Mutagenesis Experiments:
Insertional mutagenesis studies in mice have not yet revealed a role for this protein kinase in mouse cancer oncogenesis.
Mutation Rate in All Cancers:
Percent mutation rates per 100 amino acids length in human cancers: 0.07 % in 25009 diverse cancer specimens. This rate is the same as the average rate of 0.075 % calculated for human protein kinases in general.

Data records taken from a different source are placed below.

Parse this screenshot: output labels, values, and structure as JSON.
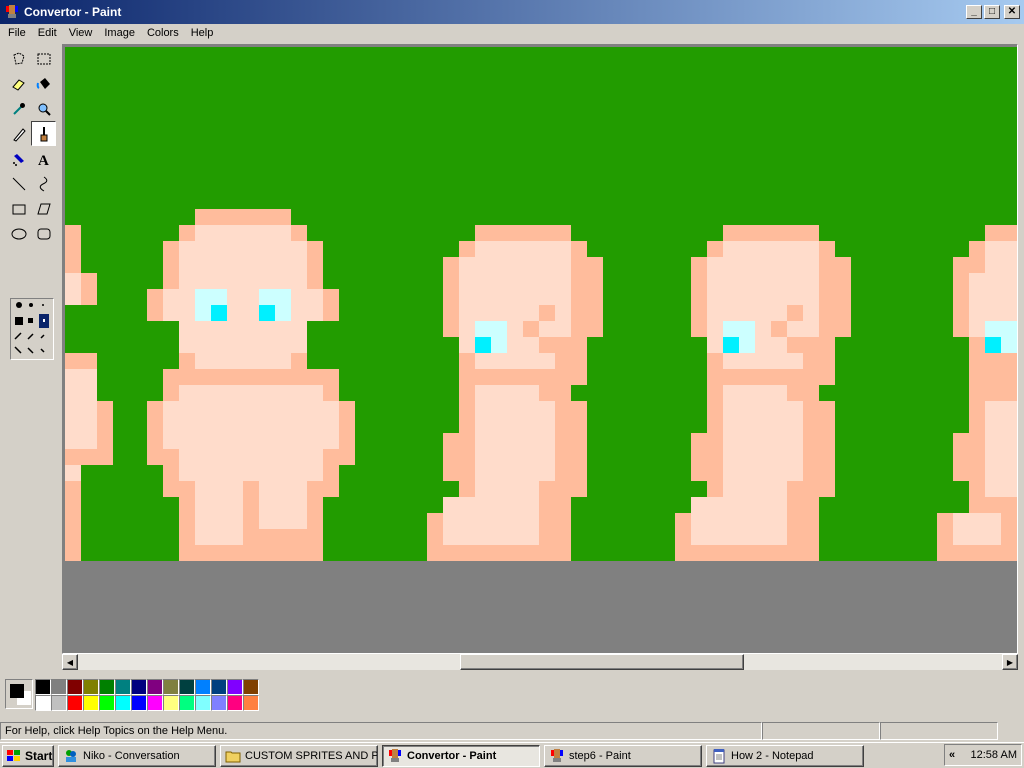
{
  "window": {
    "title": "Convertor - Paint"
  },
  "menu": [
    "File",
    "Edit",
    "View",
    "Image",
    "Colors",
    "Help"
  ],
  "tools": [
    {
      "name": "free-form-select-icon",
      "active": false
    },
    {
      "name": "rect-select-icon",
      "active": false
    },
    {
      "name": "eraser-icon",
      "active": false
    },
    {
      "name": "fill-bucket-icon",
      "active": false
    },
    {
      "name": "color-picker-icon",
      "active": false
    },
    {
      "name": "magnifier-icon",
      "active": false
    },
    {
      "name": "pencil-icon",
      "active": false
    },
    {
      "name": "brush-icon",
      "active": true
    },
    {
      "name": "airbrush-icon",
      "active": false
    },
    {
      "name": "text-icon",
      "active": false
    },
    {
      "name": "line-icon",
      "active": false
    },
    {
      "name": "curve-icon",
      "active": false
    },
    {
      "name": "rectangle-icon",
      "active": false
    },
    {
      "name": "polygon-icon",
      "active": false
    },
    {
      "name": "ellipse-icon",
      "active": false
    },
    {
      "name": "rounded-rect-icon",
      "active": false
    }
  ],
  "colors": {
    "canvas_bg": "#229c00",
    "skin_light": "#ffdccb",
    "skin_dark": "#ffbc9c",
    "eye": "#00f0ff",
    "eye_highlight": "#ccffff",
    "foreground": "#000000",
    "background": "#ffffff"
  },
  "palette": [
    "#000000",
    "#808080",
    "#800000",
    "#808000",
    "#008000",
    "#008080",
    "#000080",
    "#800080",
    "#808040",
    "#004040",
    "#0080ff",
    "#004080",
    "#8000ff",
    "#804000",
    "#ffffff",
    "#c0c0c0",
    "#ff0000",
    "#ffff00",
    "#00ff00",
    "#00ffff",
    "#0000ff",
    "#ff00ff",
    "#ffff80",
    "#00ff80",
    "#80ffff",
    "#8080ff",
    "#ff0080",
    "#ff8040"
  ],
  "status": {
    "help": "For Help, click Help Topics on the Help Menu."
  },
  "taskbar": {
    "start": "Start",
    "tasks": [
      {
        "label": "Niko - Conversation",
        "icon": "messenger-icon",
        "active": false
      },
      {
        "label": "CUSTOM SPRITES AND P...",
        "icon": "folder-icon",
        "active": false
      },
      {
        "label": "Convertor - Paint",
        "icon": "paint-icon",
        "active": true
      },
      {
        "label": "step6 - Paint",
        "icon": "paint-icon",
        "active": false
      },
      {
        "label": "How 2 - Notepad",
        "icon": "notepad-icon",
        "active": false
      }
    ],
    "tray_arrow": "«",
    "clock": "12:58 AM"
  }
}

Mutation Rate in Specific Cancers:
Highest percent mutation rates per 100 amino acids length in human cancers: 0.37 % in 603 endometrium cancers tested; 0.26 % in 1372 large intestine cancers tested; 0.19 % in 589 stomach cancers tested; 0.14 % in 864 skin cancers tested; 0.14 % in 1637 lung cancers tested; 0.12 % in 273 cervix cancers tested; 0.11 % in 548 urinary tract cancers tested; 0.1 % in 833 ovary cancers tested; 0.09 % in 1512 liver cancers tested; 0.08 % in 1409 breast cancers tested; 0.07 % in 710 oesophagus cancers tested; 0.05 % in 1276 kidney cancers tested; 0.04 % in 238 bone cancers tested; 0.04 % in 2094 haematopoietic and lymphoid cancers tested; 0.04 % in 2082 central nervous system cancers tested; 0.04 % in 1459 pancreas cancers tested; 0.04 % in 127 biliary tract cancers tested; 0.03 % in 881 prostate cancers tested; 0.02 % in 942 upper aerodigestive tract cancers tested; 0.02 % in 441 autonomic ganglia cancers tested.
Frequency of Mutated Sites:
Most frequent mutations with the number of reports indicated in brackets: R843W (5); R1442Q (4); R1442W (2); E651G (3).
Comments:
Only 6 deletions, 2 insertions, and 3 complex mutations are noted on the COSMIC website.